On se souvient qu’Albert Uderzo avait offert les originaux de trois albums d’Astérix à la BnF : Astérix le Gaulois (1959), La Serpe d’or (1960) et Astérix chez les Belges (1977), soit 120 planches originales signées Goscinny et Uderzo qui rejoignent le fonds des manuscrits précieux de la grande institution française.
L’expo s’ouvre sur le tracé biographique des deux auteurs jusqu’à leur rencontre en 1951, déjà productive de pages de grand talent puisque leur série Oumpah-Pah date de cette période.
Vient ensuite, en 1959, la création du Journal Pilote et l’arrivée du Gaulois. Notes manuscrites, tapuscrits, objets archéologiques dialoguent dans un parcours qui met bien en valeur, à hauteur d’yeux, les planches originales dont on découvre la perfection, la propreté et la minutie. De même que l’extrême organisation d’un René Goscinny qui dessine une carte de France pour le Tour de Gaule, qui liste à l’avance les perles langagières qu’il instillera dans Astérix chez les Belges et dont on voit, outre le bureau et la machine à écrire, de même que la table à dessin d’Uderzo, le cahier à spirales dans lequel il consignait tous les patronymes de ses héros de papier afin de ne pas attribuer le même nom gaulois ou romain à des personnages différents... Le parcours s’achève sur les productions cinématographiques qui ont laissé elles-aussi leur empreinte dans notre histoire culturelle.

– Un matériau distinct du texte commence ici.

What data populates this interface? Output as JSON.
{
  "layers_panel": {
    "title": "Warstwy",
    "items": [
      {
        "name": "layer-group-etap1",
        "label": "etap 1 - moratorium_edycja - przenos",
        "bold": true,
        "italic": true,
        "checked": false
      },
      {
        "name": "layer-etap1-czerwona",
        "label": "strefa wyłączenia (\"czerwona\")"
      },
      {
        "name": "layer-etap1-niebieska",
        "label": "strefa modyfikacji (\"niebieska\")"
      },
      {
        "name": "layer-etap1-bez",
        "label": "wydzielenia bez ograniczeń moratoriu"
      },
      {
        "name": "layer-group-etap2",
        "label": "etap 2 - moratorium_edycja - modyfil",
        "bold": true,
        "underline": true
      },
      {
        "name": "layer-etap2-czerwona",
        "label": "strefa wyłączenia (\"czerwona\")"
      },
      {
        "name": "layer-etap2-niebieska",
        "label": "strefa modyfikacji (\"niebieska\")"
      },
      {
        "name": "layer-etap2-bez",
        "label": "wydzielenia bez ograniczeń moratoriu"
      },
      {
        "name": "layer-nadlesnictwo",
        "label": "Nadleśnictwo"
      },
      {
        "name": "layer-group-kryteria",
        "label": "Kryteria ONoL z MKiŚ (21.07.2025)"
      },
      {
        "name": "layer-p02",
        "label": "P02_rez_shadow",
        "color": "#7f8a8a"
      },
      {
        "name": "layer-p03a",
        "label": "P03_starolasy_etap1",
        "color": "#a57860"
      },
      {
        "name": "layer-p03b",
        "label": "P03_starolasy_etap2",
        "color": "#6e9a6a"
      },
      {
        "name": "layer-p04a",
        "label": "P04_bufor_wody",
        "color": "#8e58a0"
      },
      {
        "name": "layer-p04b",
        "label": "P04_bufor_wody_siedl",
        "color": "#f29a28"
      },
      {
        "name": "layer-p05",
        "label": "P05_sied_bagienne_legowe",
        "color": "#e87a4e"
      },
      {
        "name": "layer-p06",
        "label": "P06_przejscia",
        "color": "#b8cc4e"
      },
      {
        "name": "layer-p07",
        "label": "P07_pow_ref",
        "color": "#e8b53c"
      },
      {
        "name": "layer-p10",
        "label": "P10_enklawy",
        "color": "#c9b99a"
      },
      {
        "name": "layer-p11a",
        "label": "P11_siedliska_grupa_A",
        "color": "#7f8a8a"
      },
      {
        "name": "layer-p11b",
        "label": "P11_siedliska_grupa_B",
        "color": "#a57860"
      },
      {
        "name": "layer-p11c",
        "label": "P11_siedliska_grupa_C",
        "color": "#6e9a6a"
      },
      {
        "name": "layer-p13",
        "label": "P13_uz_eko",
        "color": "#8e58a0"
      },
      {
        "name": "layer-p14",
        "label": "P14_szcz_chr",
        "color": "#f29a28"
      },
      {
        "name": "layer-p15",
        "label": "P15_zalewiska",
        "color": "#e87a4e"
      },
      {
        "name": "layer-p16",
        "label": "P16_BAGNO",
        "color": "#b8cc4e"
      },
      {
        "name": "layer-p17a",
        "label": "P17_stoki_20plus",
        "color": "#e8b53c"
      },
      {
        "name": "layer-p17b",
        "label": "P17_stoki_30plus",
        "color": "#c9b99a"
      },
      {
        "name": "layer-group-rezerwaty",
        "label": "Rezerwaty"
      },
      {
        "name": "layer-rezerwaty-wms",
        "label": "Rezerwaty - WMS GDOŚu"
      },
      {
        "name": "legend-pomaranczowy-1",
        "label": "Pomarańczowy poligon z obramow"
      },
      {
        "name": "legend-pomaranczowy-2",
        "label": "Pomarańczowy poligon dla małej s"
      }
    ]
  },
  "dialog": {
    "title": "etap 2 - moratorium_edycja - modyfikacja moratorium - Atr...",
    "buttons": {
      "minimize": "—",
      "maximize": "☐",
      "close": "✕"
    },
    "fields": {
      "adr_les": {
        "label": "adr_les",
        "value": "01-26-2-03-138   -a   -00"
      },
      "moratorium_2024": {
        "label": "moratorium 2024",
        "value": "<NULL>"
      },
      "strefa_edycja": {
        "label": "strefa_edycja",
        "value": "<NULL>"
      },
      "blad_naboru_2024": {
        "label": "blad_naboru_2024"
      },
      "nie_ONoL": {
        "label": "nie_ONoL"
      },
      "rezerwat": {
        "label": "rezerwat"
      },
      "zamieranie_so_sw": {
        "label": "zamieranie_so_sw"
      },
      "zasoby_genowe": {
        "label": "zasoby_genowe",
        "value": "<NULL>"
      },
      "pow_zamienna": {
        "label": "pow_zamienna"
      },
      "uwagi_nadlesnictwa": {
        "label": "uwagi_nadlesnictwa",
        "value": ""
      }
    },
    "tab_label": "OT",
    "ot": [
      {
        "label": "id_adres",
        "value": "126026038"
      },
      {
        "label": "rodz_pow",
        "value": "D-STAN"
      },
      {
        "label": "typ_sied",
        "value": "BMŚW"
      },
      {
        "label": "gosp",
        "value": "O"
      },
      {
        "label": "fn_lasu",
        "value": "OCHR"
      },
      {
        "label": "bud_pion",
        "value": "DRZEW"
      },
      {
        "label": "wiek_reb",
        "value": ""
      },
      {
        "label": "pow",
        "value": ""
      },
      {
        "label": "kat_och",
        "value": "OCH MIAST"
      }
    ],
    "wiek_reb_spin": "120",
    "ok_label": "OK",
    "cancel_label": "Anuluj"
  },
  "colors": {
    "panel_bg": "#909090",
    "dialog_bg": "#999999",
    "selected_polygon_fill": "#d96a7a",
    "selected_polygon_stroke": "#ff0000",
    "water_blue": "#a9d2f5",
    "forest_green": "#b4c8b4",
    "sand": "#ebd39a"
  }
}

Une scénographie intelligente, agréablement articulée, qui s’adresse aussi bien aux enfants qu’aux... mal-voyants (des panneaux tactiles ont été prévus à cet effet) parcours l’univers d’Astérix dans ses lieux, ses valeurs et ses pratiques avec un luxe de documents inédits qui séduira même le plus pointu des visiteurs. Remarquable.
Un ouvrage-catalogue remarquablement conçu, Astérix de A à Z (Éditions Hazan), complète cette exposition et reprend un bon nombre de ses documents rares et inédits.
Les auteurs du nouvel Astérix chez les Pictes, Jean-Yves Ferri et Didier Conrad, étaient bien entendu présents aux côtés d’Albert Uderzo et d’Anne Goscinny hier soir. Mais on les a plus trop vus après quelques minutes : c’est que, n’ayant jamais vu de près des originaux d’Astérix, ils étaient partis mesurer sur les cimaises l’immense difficulté de rester à la hauteur de leurs prédécesseurs.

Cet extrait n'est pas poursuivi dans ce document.